Из девяти сыновей старший – Григорий – еще при рождении был пожалован чином гвардии капитана, как старший из внуков Потемкина. Император Павел по вступлении на престол сделал его, тогда еще семнадцатилетнего мальчика, полковником и своим флигель-адъютантом, а через год генерал-адъютантом. Но эта стремительная карьера так же неожиданно оборвалась, как и началась. Вслед за отцом опала постигла и сына, и Григорий Сергеевич разделил с отцом ссылку в Казацкое.

Второй сын князя – восемнадцатилетний Федор – уже приобрел известность в свете как обольстительный весельчак, устроитель праздников и маскарадов. Несмотря на необычайную толщину, он умел придать своему костюму и манерам изящество, прекрасно пел романсы и был душой общества. Остальные братья находились еще в отроческом возрасте. Крылов давал им уроки русского языка.

Кроме Крылова, при детях Голицына состоял француз-гувернер, роялист-эмигрант, шевалье Ролен де Бельвиль. Проживал там на бесплатных хлебах и Павел Иванович Сумароков, родной племянник знаменитого писателя, тоже писатель, хотя весьма бездарный. Он был женат на двоюродной сестре князя и гостил в Казацком вместе с дочкой Машенькой. Павел Иванович был заносчив, надут и всерьез считал себя человеком государственного ума и литературным гением.

Все это многочисленное общество по воскресным и праздничным дням дополнялось являвшимися к обеденному столу греком-управляющим, который всегда приветливо улыбался и безбожно обкрадывал своего патрона, немцем, заведовавшим конюшней, и поляком-экономом с женою.

Помимо наскоро выстроенных барских хором, в Казацком имелись три небольших деревянных флигеля. В одном из них помещалась контора имения, и там же отвели комнату Крылову. Уроки молодым князьям он давал по утрам в помещении, где находилась баня. Среди его учеников появился юный Вигель, гостивший у Голицыных. Впоследствии, вспоминая эти уроки, Вигель, хотя и неприязненно относившийся к Крылову, писал: «Уроки наши проходили почти все в разговорах: он умел возбуждать любопытство, любил вопросы и отвечал на них так же толково, так же ясно, как писал свои басни. Он не довольствовался одним русским языком, а к наставлениям своим примешивал много нравственных поучений и объяснений разных предметов из других наук».

По вечерам Крылов играл на скрипке и нередко давал небольшие концерты для домашних.

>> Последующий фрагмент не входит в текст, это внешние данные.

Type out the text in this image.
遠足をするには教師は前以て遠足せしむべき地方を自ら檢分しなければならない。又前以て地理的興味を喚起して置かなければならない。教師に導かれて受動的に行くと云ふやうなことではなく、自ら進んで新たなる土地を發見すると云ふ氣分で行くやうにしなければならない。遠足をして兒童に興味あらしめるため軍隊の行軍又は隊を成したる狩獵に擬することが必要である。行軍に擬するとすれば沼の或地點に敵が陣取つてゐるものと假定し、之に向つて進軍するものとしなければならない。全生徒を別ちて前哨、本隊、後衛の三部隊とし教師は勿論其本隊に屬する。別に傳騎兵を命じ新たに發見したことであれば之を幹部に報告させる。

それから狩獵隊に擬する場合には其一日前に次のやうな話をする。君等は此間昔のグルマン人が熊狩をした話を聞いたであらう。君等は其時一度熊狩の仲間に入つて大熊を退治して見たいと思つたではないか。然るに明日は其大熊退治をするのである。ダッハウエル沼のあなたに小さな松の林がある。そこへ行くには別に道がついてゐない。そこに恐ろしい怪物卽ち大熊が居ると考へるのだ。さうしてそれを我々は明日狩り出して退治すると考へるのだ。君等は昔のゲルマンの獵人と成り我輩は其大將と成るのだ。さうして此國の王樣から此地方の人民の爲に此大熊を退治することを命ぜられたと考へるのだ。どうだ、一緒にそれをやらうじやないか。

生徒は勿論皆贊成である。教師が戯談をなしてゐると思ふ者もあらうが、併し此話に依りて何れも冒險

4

Помимо классической музыки, он исполнял произведения известного в то время украинского скрипача – Жерновика.

Дни тянулись однообразно. Лишь раз в неделю приходила почта, газеты, и обитатели Казацкого узнавали новости, знакомились с событиями, происходившими в мире. Всех волновал смелый поход Суворова через Альпы, подвиги русских войск. Однако чаще всего приходили плохие вести о новых самоуправствах и нелепых поступках Павла.

Крылов понимал, что завершился важный этап его жизни. Позади осталась его бурная деятельность, юношеская вера в справедливость. Он не раскаивался в прошлом. Его угнетали настоящее и будущее. Эти настроения он передавал в своих стихах, перекладывая полные тревоги и гнева псалмы Давида:

 
О боже! царь щедрот, спасений.
Внемли! – К тебе моих молений
Свидетель – нощи все и дни.
Я в нощь свой одр мочу слезами
И в день иссякшими глазами
Встречаю мраки лишь одни.
Да пройдет вопль мой пред тобою
Шумящей, пламенной рекою:
Воззри – и слух ко мне склони.
 

Будущее было темно. Настоящее казалось бесцельным прозябанием. Неужели он так и будет, подобно высохшему листу, кружиться в жизненном водовороте, без пристанища, без надежды?

 
Почто же, бог мой, презираешь,
Не внемлешь ты и отреваешь
Вопль страждущей души моей?
Средь нужды, нищеты и горя,
Как средь бунтующего моря,
Я взрос от самых юных дней —
И днесь от бедства не избавлен,
Как лист иссохший, я оставлен
Среди ярящихся огней.
 

Эти стихи он записал в заветную тетрадочку, спрятанную в глубине сундучка с вещами. Им так и не суждено было увидеть свет.

«Трумф»

И в самом деле, кто он такой? Безвестный приживальщик, живущий на хлебах своего милостивца, заштатный сочинитель, что-то среднее между домашним секретарем и учителем? Конечно, Голицын – человек приятный, доброжелательный, княгиня также выказывала ему свое расположение, но жизнь среди чужих людей, необходимость считаться с их настроениями и вкусами тяготили Крылова.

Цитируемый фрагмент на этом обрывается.